Vacances maltaises
En avril 1995, j’arpentais les rues raides de La Valette, écrasées de soleil. La Valette point de départ et de raliement pour une visite complète de l'île et de aussi de Gozzo. Au programme: Mdina, Rabat, Salina,MArsaklokk, Salina, San Julian, les sites mégalithiques de Mnadra, Tarxien...
 J'ai donc commencé par arpenter les rues étroites et pentues de La Valette. La pierre claire réfléchissait la chaleur et mes pas glissaient parfois sur le sol poli par des siècles de passage. Mon appareil battait contre la hanche, toujours prêt, mais je m’arrêtais souvent, le souffle court, pour regarder autour de moi.

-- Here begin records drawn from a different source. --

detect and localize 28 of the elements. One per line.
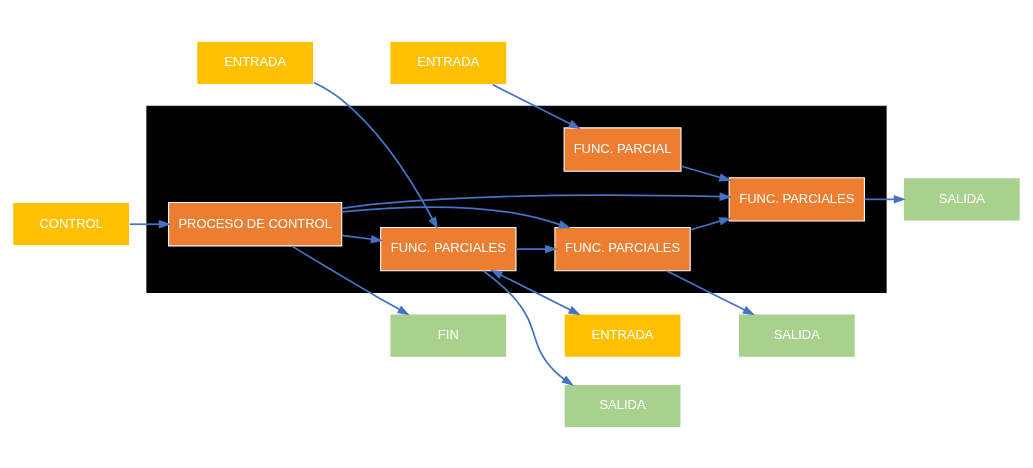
arrow [491, 83, 581, 129]
node-box: SALIDA [737, 313, 856, 358]
node-box: SALIDA [563, 383, 682, 428]
arrow [291, 244, 410, 315]
node-box: FUNC. PARCIALES [728, 176, 865, 221]
arrow [863, 194, 906, 204]
node-box: FIN [389, 313, 508, 358]
arrow [490, 269, 581, 315]
arrow [680, 164, 732, 181]
node-box: FUNC. PARCIALES [554, 226, 691, 271]
arrow [482, 269, 574, 386]
cluster [146, 105, 887, 293]
arrow [313, 81, 438, 229]
node-box: PROCESO DE CONTROL [168, 201, 343, 246]
arrow [128, 219, 171, 228]
arrow [666, 269, 755, 315]
arrow [341, 191, 732, 209]
node-box: CONTROL [12, 201, 131, 246]
node-box: ENTRADA [389, 40, 508, 85]
node-box: ENTRADA [563, 313, 682, 358]
arrow [341, 234, 383, 243]
node-box: FUNC. PARCIAL [563, 126, 682, 172]
arrow [515, 244, 558, 253]
node-box: ENTRADA [196, 40, 315, 85]
node-box: SALIDA [902, 176, 1021, 221]
arrow [689, 216, 732, 231]
arrow [341, 205, 571, 228]
node-box: FUNC. PARCIALES [380, 226, 517, 271]
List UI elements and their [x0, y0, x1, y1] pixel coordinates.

Les façades étaient serrées, les balcons de bois vert pâle s’avançaient comme des boîtes, certains peints depuis peu, d’autres rongés par le sel. J’apercevais, derrière une porte entrouverte, l’ombre d’un intérieur frais. Sur un perron, une vieille femme assise dans son fichu me regardait passer sans un mot.
À chaque tournant, la mer surgissait. Le bleu vif du port découpait la perspective, rappel constant que la ville était une citadelle dressée sur l’eau. Dans une ruelle, deux gamins me frôlèrent en courant, poursuivis par les éclats de rire de leur frère. Plus haut, un prêtre refermait à double tour la porte massive d’une église baroque.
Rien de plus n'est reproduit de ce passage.